Investment manager

AQR Co-CTO Details $ 137 Billion Investment Manager’s Push Cloud


  • Quantitative investment manager AQR has $ 137 billion in assets under management.
  • The company is in the midst of a multi-year migration to the public cloud.
  • Steve Mock, co-CTO of AQR, detailed the move which will lead to savings of 30% in some cases.

Moving workloads and data to the public cloud is a big technology lift for any business. But for the $ 137 billion AQR quantitative investment manager, it was welcome.

Quantitative research is the bread and butter of AQR, an investment manager who typically takes a long-term view of his portfolio. As with other quantitative funds, this means that access to readily available financial and economic data – and much of it – is paramount.

And while public cloud transitions come at an upfront cost, more and more financial companies are taking advantage of the value they see in the cloud versus on-premises data storage.

But for AQR, moving to the cloud was approached the same way it manages investment: meticulous planning and research.

The company consolidated sets of rules to govern how the engineering organization would move from physical data centers to the cloud, ironing out concerns about security and data ownership.

“The first two years were spent learning and discovering, and making sure we created a safe and secure infrastructure to move our business to,” Steve Mock, co-CTO at AQR told Insider.

“We didn’t write any code in the first year. It was about making sure we understood the risks we were taking and that our businesses understood those same risks,” he added.

It was the start of a multi-year journey that will help the company save costs in technology spending, hire more engineers and undertake larger research projects, Mock said.

Do not try to “lift and change”

AQR relied on two public cloud providers – Amazon Web Services and Microsoft Azure – to move nearly a third of its production workloads to the cloud, along with a number of tools.

The company primarily uses AWS for the bulk of its infrastructure work, while Azure is used in more specific workloads internally.

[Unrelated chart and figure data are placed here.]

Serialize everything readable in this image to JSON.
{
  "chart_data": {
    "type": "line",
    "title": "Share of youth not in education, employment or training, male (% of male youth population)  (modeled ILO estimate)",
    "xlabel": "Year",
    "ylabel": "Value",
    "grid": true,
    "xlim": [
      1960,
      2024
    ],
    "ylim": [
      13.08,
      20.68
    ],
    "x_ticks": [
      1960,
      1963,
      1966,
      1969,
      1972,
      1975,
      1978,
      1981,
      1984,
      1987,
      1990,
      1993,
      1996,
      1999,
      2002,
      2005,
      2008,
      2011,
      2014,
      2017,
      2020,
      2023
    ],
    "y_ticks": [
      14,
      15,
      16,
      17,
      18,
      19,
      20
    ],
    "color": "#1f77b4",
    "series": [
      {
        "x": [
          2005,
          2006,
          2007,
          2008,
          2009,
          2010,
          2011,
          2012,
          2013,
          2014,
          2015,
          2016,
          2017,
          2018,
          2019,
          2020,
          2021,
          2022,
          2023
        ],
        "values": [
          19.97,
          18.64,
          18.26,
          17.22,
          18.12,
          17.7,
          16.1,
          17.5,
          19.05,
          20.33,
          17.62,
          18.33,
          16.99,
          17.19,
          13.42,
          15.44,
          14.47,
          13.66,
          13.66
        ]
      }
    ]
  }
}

AQR expects 60% of its compute volume to be in the public cloud by the middle of 2022, Mock said. Ultimately, it aims to reduce its on-site workloads to just 10% to 15% of its tech stack, although Mock declined to specify a timeline.

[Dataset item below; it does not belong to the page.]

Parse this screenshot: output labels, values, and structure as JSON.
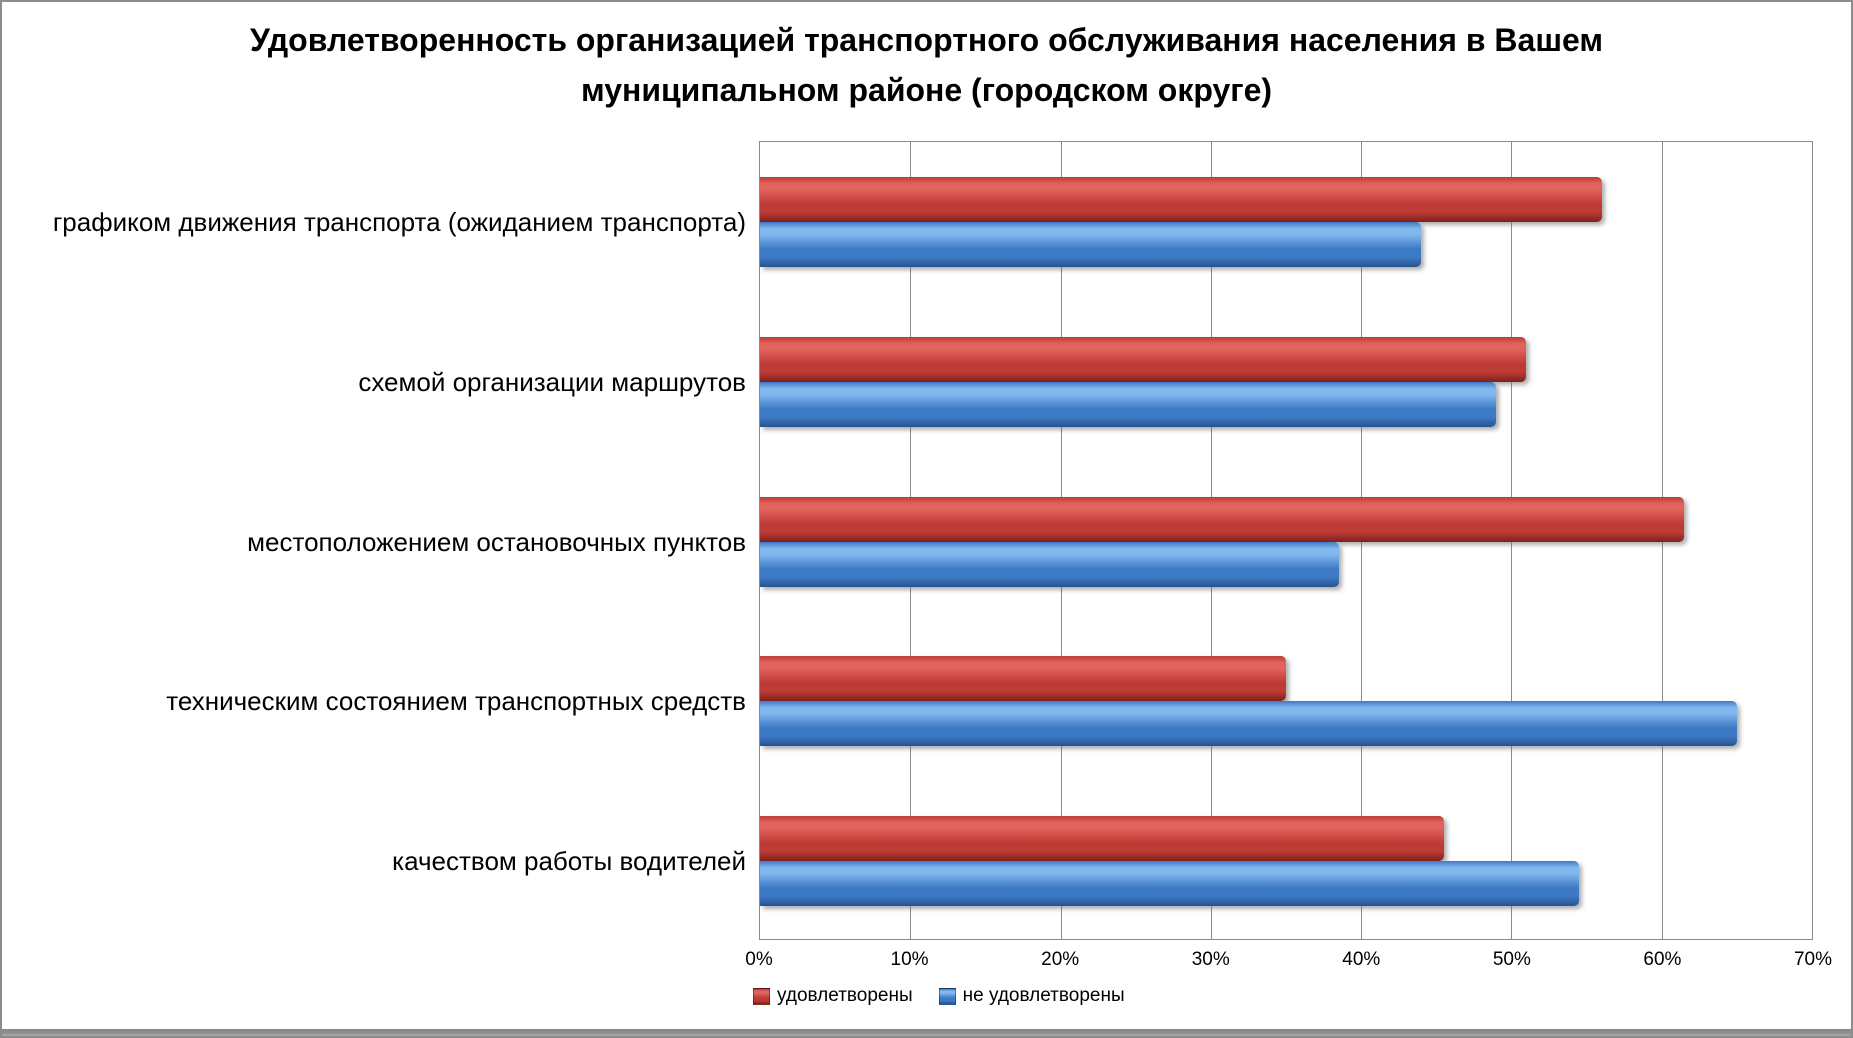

Even in the midst of such acceleration, AQR is moving away from a so-called “lift and shift” approach whereby companies move their on-premises applications and associated data to the public cloud with minimal or no redesign.

Instead, it’s about shifting workloads in a more orderly fashion.

“We don’t want to just take our servers out of the data centers and move everything to the cloud. We’re taking a two-pronged approach, which really revolves around native adoption of cloud services,” Mock said.

The shift to working in the cloud has also resulted in a shift in AQR’s engineering workforce.

When the company started working on public cloud projects, it formed a specific cloud engineering team. Today, almost all engineers have received training or education to work with cloud technologies, Mock said.

Some 5% of the entire engineering organization are cloud engineers, a number that is expected to eventually double as AQR’s cloud footprint grows, he added.

Cost savings

As a quantitative investment manager, AQR’s business depends on vast amounts of data that needs to be linked to the company’s research teams and which ultimately helps inform investment decisions.

The company’s financial data repository system, which stores, manages, and analyzes data, has become too expensive to run on-premises, Mock said, prompting AQR to create a new one on AWS.

Moving the financial data repository to the cloud, where AQR does not have to spend human capital to manage data storage, saved the company 20% in costs. The project is expected to be completed sometime in 2022.

But the total cost savings – including not installing new servers or connecting to the fastest network to handle the interaction between databases and factoring in server depreciation costs – will reach over 30% once the transfer is complete, Mock said. .

The elasticity of the public cloud has allowed AQR to undertake large research initiatives that would not have been possible on-premises. On a recent day, the company saw a 30-fold increase in the amount of data requested from AQR’s data repository as a new research initiative got underway.

“It’s not something we could have done until we had that kind of ability,” Mock said.